The Thing: Remastered is Nightdive’s revival of the 2002 game that carried John Carpenter’s blessing. The trust mechanic — squadmates can be infected by the Thing and turn on you mid-mission — remains the sharpest body horror social system ever put in a game. The remaster resolves the original’s PC compatibility issues and polishes textures without repainting the design.

Where it falls short: Movement and shooting show their age even with the polish. Some difficulty spikes read as unfair rather than tense.

Pricing: $30 base; sales under $15.

Platforms: Windows.

Download: Steam · GOG

Bottom line: Pick this to play a piece of body-horror history in a form modern PCs run. Not the pick if you can’t tolerate 2002-era shooter feel.

6. Signalis — best retro-inspired psychological body horror

Signalis is a fixed-camera survival horror indie that trades big-budget gore for design discipline. Resource management is tight, the enemy design leans into disturbing rather than shocking, and the story unfolds through environmental and terminal reading rather than cutscenes. Runs well on modest hardware and Steam Deck.

Where it falls short: Slower pace than the shooters on this list. Fixed camera puts off some players.

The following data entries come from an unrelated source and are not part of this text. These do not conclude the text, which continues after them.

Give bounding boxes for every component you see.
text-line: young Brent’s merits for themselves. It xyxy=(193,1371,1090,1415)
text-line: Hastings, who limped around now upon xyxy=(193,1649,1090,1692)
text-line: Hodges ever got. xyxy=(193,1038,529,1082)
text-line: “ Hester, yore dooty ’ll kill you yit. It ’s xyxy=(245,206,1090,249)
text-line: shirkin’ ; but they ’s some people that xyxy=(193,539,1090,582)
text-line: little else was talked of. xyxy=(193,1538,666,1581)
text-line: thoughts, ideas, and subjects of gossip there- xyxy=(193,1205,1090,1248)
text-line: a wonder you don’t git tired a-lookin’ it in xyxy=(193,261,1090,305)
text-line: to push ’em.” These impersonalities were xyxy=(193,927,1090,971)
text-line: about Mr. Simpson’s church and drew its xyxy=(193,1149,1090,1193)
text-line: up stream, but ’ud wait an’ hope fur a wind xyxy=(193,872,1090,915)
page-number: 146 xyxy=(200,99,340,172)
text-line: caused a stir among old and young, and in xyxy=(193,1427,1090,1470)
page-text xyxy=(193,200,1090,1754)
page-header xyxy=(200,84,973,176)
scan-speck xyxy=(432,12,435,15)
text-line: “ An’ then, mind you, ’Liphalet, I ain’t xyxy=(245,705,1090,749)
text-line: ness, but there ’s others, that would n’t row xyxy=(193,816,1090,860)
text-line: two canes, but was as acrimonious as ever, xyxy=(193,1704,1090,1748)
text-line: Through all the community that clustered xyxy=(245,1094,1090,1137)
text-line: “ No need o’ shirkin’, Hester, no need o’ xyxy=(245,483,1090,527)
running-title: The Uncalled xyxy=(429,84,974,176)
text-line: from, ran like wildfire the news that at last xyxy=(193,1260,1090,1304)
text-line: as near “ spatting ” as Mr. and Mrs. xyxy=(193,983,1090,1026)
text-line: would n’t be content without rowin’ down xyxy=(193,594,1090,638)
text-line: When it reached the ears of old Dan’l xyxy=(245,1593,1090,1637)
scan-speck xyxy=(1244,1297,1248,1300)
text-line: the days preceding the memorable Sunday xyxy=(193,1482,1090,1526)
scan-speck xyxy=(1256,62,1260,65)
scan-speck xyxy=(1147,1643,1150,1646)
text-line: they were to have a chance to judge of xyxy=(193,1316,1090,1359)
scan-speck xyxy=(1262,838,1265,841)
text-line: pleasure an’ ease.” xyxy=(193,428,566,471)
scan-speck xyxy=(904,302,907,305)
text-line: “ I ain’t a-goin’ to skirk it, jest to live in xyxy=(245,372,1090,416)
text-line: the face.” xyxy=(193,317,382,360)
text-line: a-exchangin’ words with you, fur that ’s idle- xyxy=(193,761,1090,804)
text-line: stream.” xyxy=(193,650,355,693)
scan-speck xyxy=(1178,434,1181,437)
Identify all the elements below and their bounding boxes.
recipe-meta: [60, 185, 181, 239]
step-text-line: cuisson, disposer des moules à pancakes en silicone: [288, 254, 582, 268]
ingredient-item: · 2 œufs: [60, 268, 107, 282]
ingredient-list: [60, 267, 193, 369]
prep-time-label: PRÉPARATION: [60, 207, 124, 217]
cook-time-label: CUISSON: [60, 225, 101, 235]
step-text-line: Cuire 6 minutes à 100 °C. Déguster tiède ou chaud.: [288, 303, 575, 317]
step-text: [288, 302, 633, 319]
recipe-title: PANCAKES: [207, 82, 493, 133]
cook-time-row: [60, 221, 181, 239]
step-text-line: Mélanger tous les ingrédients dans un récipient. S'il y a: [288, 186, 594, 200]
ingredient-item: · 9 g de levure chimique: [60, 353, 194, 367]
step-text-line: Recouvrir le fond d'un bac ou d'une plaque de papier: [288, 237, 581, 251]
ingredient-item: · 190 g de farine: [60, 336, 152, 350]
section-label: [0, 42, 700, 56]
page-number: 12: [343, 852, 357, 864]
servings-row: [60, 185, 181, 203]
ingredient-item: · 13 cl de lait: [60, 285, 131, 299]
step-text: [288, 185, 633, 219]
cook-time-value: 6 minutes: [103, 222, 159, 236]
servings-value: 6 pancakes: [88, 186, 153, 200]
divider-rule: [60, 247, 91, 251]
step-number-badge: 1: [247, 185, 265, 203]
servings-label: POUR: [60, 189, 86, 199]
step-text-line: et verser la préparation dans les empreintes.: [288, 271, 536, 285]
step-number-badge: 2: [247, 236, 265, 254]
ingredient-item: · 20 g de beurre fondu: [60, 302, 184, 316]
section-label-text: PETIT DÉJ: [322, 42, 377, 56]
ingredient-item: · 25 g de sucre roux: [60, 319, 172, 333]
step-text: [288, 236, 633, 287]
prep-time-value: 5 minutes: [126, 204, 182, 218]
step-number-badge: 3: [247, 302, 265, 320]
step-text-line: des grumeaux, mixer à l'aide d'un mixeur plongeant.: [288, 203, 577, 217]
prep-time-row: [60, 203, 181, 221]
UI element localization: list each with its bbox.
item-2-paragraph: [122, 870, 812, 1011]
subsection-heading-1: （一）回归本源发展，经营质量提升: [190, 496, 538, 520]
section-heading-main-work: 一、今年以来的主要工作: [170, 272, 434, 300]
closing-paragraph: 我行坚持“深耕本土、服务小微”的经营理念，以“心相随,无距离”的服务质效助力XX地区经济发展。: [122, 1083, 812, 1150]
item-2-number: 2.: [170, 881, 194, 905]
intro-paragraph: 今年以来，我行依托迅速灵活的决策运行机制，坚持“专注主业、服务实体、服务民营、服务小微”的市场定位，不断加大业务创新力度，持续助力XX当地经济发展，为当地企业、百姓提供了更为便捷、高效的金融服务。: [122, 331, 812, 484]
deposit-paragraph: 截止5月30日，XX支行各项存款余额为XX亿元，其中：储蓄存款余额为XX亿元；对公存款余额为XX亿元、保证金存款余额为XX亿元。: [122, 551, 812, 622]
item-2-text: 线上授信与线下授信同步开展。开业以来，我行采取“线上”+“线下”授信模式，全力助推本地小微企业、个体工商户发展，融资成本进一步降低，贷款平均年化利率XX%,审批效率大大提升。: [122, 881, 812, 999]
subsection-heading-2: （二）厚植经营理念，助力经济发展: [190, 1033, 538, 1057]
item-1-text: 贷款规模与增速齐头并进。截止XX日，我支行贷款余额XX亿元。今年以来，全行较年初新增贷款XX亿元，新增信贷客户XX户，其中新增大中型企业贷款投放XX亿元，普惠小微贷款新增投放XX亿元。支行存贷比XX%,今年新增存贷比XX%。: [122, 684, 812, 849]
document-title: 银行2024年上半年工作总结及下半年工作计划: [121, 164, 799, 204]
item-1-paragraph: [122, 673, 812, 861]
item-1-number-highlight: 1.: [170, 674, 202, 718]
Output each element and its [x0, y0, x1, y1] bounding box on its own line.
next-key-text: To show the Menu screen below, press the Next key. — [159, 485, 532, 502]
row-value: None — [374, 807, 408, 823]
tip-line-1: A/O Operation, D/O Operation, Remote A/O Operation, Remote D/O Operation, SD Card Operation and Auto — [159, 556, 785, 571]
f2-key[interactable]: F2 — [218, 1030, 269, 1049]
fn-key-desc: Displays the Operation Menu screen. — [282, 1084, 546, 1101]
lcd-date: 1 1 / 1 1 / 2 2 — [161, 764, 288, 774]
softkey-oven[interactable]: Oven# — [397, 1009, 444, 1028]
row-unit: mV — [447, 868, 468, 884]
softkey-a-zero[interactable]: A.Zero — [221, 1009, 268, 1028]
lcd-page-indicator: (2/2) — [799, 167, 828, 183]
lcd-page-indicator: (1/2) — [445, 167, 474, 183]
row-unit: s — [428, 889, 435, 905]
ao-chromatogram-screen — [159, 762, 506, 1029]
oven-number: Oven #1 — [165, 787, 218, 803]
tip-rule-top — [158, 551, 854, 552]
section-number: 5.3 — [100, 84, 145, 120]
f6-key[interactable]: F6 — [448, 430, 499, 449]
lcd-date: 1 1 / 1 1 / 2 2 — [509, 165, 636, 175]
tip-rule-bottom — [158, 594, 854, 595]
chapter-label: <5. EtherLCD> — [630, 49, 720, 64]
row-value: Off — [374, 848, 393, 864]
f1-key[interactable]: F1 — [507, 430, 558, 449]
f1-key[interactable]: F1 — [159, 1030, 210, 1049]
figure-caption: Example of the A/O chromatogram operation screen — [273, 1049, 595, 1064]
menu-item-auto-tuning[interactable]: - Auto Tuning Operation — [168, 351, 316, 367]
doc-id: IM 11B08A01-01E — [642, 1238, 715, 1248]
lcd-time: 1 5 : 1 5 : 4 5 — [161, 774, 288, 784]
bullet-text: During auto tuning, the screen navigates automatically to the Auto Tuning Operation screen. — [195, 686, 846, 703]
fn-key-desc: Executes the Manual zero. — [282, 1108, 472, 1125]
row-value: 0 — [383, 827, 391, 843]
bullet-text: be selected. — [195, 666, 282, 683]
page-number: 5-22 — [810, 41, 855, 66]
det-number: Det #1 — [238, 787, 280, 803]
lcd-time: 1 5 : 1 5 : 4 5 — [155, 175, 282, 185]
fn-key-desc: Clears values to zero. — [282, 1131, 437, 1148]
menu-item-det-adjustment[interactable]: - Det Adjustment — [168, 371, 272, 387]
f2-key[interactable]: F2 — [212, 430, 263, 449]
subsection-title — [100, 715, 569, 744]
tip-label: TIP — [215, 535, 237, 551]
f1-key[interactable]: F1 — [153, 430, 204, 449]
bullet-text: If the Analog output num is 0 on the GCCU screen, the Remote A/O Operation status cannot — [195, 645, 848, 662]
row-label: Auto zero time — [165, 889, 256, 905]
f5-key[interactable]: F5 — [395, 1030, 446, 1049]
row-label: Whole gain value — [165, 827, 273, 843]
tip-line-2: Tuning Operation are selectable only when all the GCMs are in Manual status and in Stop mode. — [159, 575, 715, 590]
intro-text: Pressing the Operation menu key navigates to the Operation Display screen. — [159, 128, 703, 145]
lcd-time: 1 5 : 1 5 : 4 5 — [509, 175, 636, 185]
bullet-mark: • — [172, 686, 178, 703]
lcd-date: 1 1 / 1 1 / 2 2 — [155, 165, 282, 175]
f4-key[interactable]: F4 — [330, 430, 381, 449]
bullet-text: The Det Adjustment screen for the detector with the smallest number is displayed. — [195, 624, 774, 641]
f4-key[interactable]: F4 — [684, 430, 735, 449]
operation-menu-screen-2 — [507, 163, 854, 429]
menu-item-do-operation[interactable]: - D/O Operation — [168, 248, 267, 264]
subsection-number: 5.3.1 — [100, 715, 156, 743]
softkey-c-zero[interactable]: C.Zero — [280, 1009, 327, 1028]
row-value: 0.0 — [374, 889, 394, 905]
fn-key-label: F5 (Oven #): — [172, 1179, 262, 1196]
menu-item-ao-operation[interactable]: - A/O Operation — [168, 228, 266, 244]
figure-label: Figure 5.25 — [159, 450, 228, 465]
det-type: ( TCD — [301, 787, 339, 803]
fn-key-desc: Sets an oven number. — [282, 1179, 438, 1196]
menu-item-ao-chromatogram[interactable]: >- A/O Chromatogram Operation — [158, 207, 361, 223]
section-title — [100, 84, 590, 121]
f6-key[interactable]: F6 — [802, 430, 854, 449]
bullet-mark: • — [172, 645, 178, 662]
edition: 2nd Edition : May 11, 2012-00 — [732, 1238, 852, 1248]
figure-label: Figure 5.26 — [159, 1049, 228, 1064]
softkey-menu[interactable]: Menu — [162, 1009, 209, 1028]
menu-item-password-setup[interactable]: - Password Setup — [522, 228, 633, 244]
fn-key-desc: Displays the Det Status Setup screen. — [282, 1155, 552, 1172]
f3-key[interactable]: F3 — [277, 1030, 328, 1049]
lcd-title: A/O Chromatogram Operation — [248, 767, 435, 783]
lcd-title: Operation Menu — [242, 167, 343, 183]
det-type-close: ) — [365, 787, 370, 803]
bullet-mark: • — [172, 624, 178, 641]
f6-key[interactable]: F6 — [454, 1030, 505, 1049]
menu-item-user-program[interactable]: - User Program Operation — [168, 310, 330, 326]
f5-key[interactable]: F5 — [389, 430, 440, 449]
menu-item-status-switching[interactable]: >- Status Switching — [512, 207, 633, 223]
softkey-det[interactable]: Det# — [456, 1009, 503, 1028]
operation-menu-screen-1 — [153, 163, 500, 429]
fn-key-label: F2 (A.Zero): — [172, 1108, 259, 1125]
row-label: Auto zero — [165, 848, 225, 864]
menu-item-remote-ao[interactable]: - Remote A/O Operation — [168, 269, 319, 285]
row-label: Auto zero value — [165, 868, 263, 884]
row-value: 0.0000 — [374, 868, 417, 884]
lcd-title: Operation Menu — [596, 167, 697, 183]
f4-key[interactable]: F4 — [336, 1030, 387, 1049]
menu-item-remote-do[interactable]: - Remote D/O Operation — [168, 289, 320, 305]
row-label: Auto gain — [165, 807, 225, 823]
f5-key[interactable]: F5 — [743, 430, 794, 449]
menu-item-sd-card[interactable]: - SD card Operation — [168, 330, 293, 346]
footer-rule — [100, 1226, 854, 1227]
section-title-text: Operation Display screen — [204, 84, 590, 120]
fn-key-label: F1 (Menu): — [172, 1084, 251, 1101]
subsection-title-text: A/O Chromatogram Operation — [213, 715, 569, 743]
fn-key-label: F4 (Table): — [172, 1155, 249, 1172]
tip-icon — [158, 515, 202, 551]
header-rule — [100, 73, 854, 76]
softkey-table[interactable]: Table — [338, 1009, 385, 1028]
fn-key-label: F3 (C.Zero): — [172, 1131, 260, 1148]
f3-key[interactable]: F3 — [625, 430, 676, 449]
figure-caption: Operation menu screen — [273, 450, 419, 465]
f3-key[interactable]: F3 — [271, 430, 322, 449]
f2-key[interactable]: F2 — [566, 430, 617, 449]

Pricing: $20 base; sales under $10.

Platforms: Windows.

Download: Steam · GOG

Bottom line: The pick when you want body horror that lands through restraint and design. Runs on anything.

7. System Shock Remake — best cyberpunk body horror

System Shock Remake by Nightdive is the definitive version of Citadel Station’s cyborg-and-mutant horror. SHODAN’s cybernetic-flesh body horror sits inside an FPS-RPG loop with real level exploration, and the pacing between combat, hacking, and reading is stronger than any modern shooter. Wraparound Enhanced Edition adds quality-of-life since the 2023 release.

Where it falls short: Progression is old-school; some players want more hand-holding. Cyberspace sections divide the fanbase.

Pricing: $40 base; sales under $20.

Platforms: Windows.

Download: Steam · GOG

Bottom line: Pick this for cyberpunk body horror with actual level design. The most complete package on the list.

How to pick the right one

Junji Ito’s mix of horror and dark comedy is closest to Scorn and Signalis for tone. Dead Space and The Callisto Protocol hit the mechanical body-horror side. Between them, they cover the full range.

FAQ

What is the best body horror game on PC? Dead Space Remake for mechanical depth, Scorn for pure environment, Signalis for restraint. All three define the sub-genre from different angles.

Is Scorn actually scary or just gross? It’s environmentally tense rather than jump-scary. If you want jumps, Dead Space or Callisto Protocol land more.

Does body horror require gore? No. Signalis and Scorn get more mileage from suggestion than blood. Restraint is often the more effective mode.

What’s the closest game to Junji Ito’s work? Scorn for the wrongness of the environment, Signalis for the mood, and the Layers of Fear series (Bloober) for the surreal comedy edge. No game maps 1:1 onto Ito.

Do any of these run on Steam Deck? Signalis runs excellently. Scorn and Dead Space Remake are playable with tuning. The rest are Windows-first, with Deck performance varying.